Chronique
Cirque médiatique pour contrer DeepSeek
Lorsqu’on a la rage contre un concurrent, il suffit d’activer l’une des armes de restriction massive. En l’occurrence la question explosive de la protection des données personnelles. C’est ce qui est en train d’être fait contre DeepSeek.
Pour vous débarrasser d’un chien, prétendez qu’il a la rage.
Et lorsqu’on a la rage contre un concurrent, il suffit d’activer l’une des armes de restriction massive.En l’occurrence la question explosive de la protection des données personnelles.
C’est ce que vient de faire l’Australie pour tenter de briser la vague DeepSeek, qui, en l’espace de quelques jours, a déferlé sur le monde entier.
Face à ce tsunami technologique qui a fortement secoué les géants américains de l’IA, les Wallabies n’y sont pas allés par quatre chemins.
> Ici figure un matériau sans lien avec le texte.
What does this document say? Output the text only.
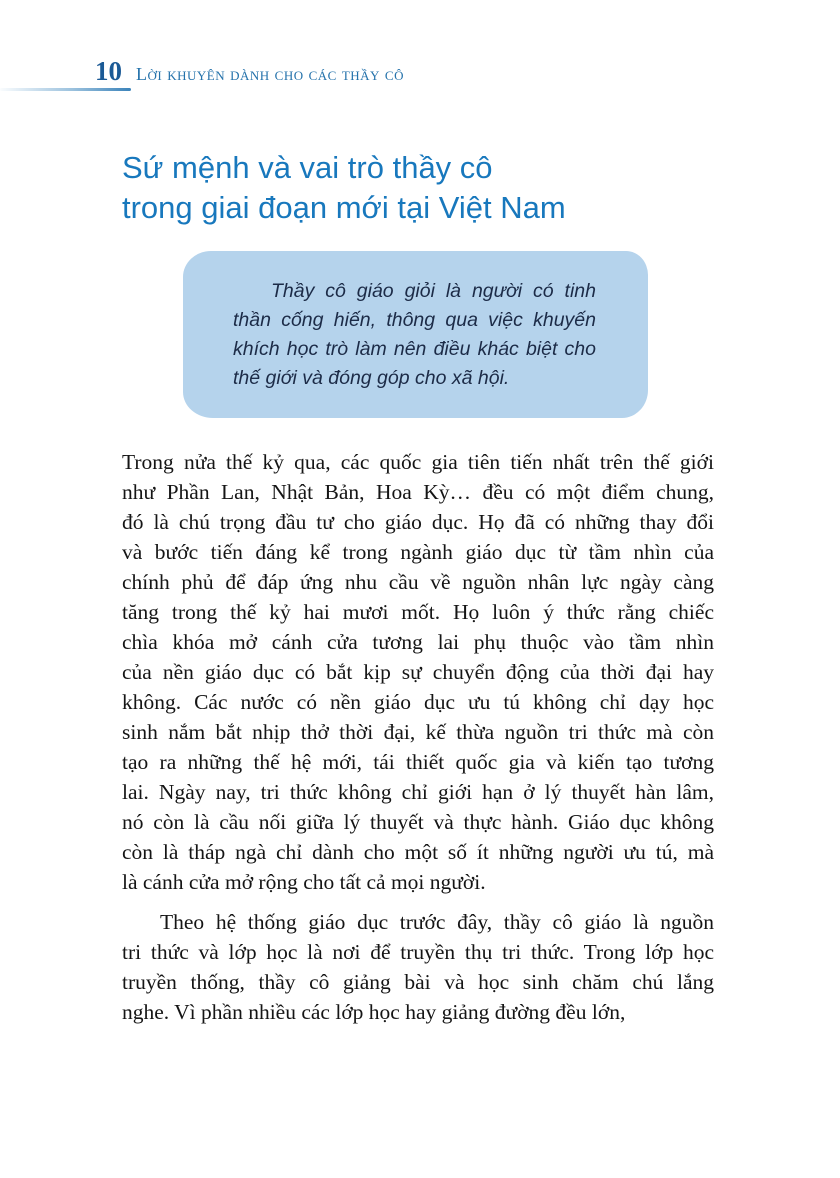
10 Lời khuyên dành cho các thầy cô
Sứ mệnh và vai trò thầy cô
trong giai đoạn mới tại Việt Nam
Thầy cô giáo giỏi là người có tinh
thần cống hiến, thông qua việc khuyến
khích học trò làm nên điều khác biệt cho
thế giới và đóng góp cho xã hội.

Trong nửa thế kỷ qua, các quốc gia tiên tiến nhất trên thế giới
như Phần Lan, Nhật Bản, Hoa Kỳ… đều có một điểm chung,
đó là chú trọng đầu tư cho giáo dục. Họ đã có những thay đổi
và bước tiến đáng kể trong ngành giáo dục từ tầm nhìn của
chính phủ để đáp ứng nhu cầu về nguồn nhân lực ngày càng
tăng trong thế kỷ hai mươi mốt. Họ luôn ý thức rằng chiếc
chìa khóa mở cánh cửa tương lai phụ thuộc vào tầm nhìn
của nền giáo dục có bắt kịp sự chuyển động của thời đại hay
không. Các nước có nền giáo dục ưu tú không chỉ dạy học
sinh nắm bắt nhịp thở thời đại, kế thừa nguồn tri thức mà còn
tạo ra những thế hệ mới, tái thiết quốc gia và kiến tạo tương
lai. Ngày nay, tri thức không chỉ giới hạn ở lý thuyết hàn lâm,
nó còn là cầu nối giữa lý thuyết và thực hành. Giáo dục không
còn là tháp ngà chỉ dành cho một số ít những người ưu tú, mà
là cánh cửa mở rộng cho tất cả mọi người.

Theo hệ thống giáo dục trước đây, thầy cô giáo là nguồn
tri thức và lớp học là nơi để truyền thụ tri thức. Trong lớp học
truyền thống, thầy cô giảng bài và học sinh chăm chú lắng
nghe. Vì phần nhiều các lớp học hay giảng đường đều lớn,
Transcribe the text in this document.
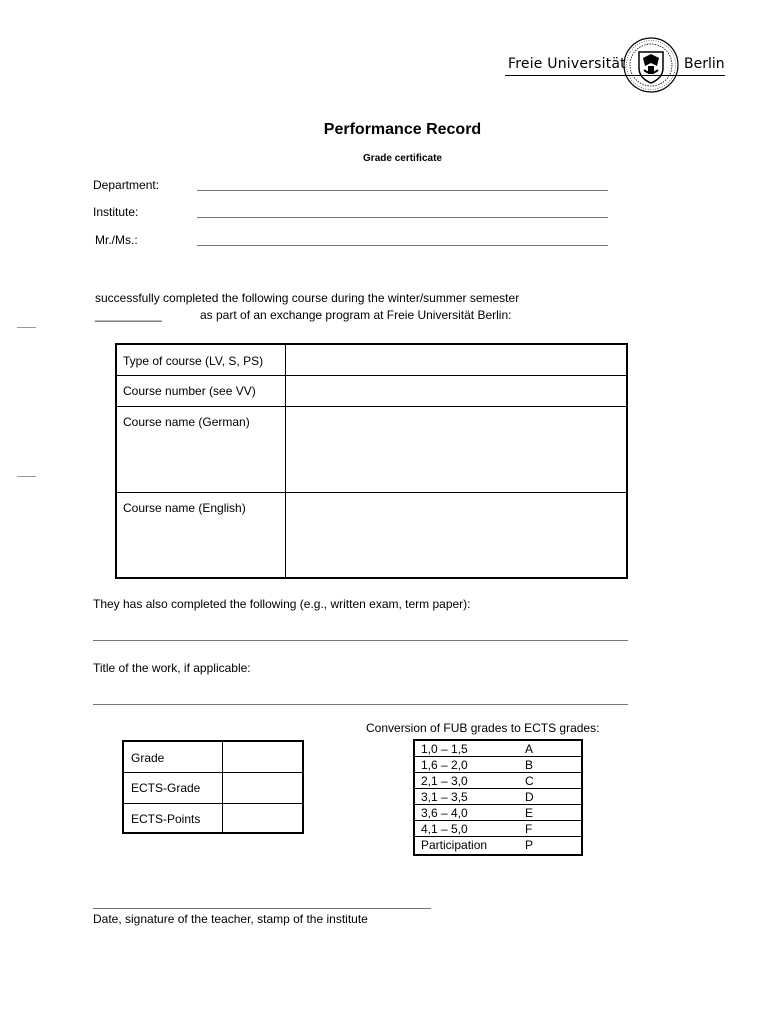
Freie Universität	Berlin
Performance Record
Grade certificate
Department:
Institute:
Mr./Ms.:
successfully completed the following course during the winter/summer semester
__________	as part of an exchange program at Freie Universität Berlin:
Type of course (LV, S, PS)
Course number (see VV)
Course name (German)
Course name (English)
They has also completed the following (e.g., written exam, term paper):
Title of the work, if applicable:
Conversion of FUB grades to ECTS grades:
Grade
ECTS-Grade
ECTS-Points
1,0 – 1,5	A
1,6 – 2,0	B
2,1 – 3,0	C
3,1 – 3,5	D
3,6 – 4,0	E
4,1 – 5,0	F
Participation	P
Date, signature of the teacher, stamp of the institute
Ils ont tout simplement décidé d’interdire l’utilisation des programmes d’intelligence artificielle de la start-up chinoise sur tous les appareils gouvernementaux, en raison d’un «risque» jugé «inacceptable».
La ministre australienne de l’Intérieur en personne s’est fendue d’une directive, dans le sillage de son collègue de l’Industrie qui, lui, n’a pas hésité à s’afficher devant les caméras afin d’inciter ses concitoyens à la «prudence». Il faut dire que le pays des kangourous est coutumier du fait.
Il n’hésite pas à sauter sur la moindre occasion d’interdire ou de restreindre des applications qui ne fournissent pas suffisamment d’explications sur leur mode de fonctionnement.
Ce fut le cas en 2018, à l’encontre du mastodonte chinois des télécommunications, Huawei, et plus récemment en 2023 contre un autre dragon de la tech, TikTok.
Ceci dit, l’Australie est loin d’être un cas isolé.
Le rideau de la protection des données personnelles a aussi été tiré, à grand renfort de publicité, par les autorités de régulation italienne, française, irlandaise et sud-coréenne.
Séoul dont les sociétés Samsung Electronics et son concurrent SK Hynix sont largement impliquées dans le domaine de l’IA générative à travers la production de microprocesseurs de pointe, ce qui n’est pas anodin.
Mais loin de nous l’idée d’aller jusqu’à voir dans ce non-dit le soupçon d’une bonne foi feinte. D’autant plus que c’est dans ce même État que le grand rival de DeepSeek a dévoilé un partenariat avec Kakao, le champion sud-coréen d’internet.
Une manière pour le patron d’OpenAI d’afficher ses tablettes de chocolat, en offrant la possibilité à l’entreprise en question d’étendre la palette de ses services via ChatGPT.
Sam Altman, qui a mal digéré le fait de passer pour un caramel mou sur ses terres américaines, investit donc en force le continent de l’ennemi, en dévoilant aussi chez le voisin nippon un nouvel outil de «recherche approfondie» capable, d’après la firme, «d’accomplir en quelques dizaines de minutes ce qui prendrait de nombreuses heures à un humain».
Sur place, il a par ailleurs annoncé un accord avec le japonais SoftBank dans le cadre du programme Stargate, présenté en grande pompe par le président Trump.
Et dans cette guerre commerciale qui ne dit pas son nom, le soldat Altman convoite désormais l’Inde, avec l’espoir de profiter de l’expertise de New Delhi afin de se positionner sur le segment de l’intelligence artificielle à bas prix.
Certains y verront un délit d’initié, d’autres un délire de non-initié, motivé par le désir de recourir aux mêmes armes que l’adversaire, sur le terrain négligé de l’Open Source.
Un comble, avouons-le, quand on s’appelle Open AI.
Et cela tombe bien encore une fois, puisque le Premier ministre indien coprésidera, les 10 et 11 février à Paris, le sommet pour l’action sur l’IA.
D’ailleurs, Sam Altman y est annoncé, avec la ferme intention, sans doute, de nouer de nouvelles alliances pour préserver une avance qui se réduit comme peau de chagrin.
Une bien triste réalité pour celui qui fut longtemps le monsieur loyal de «l’AI».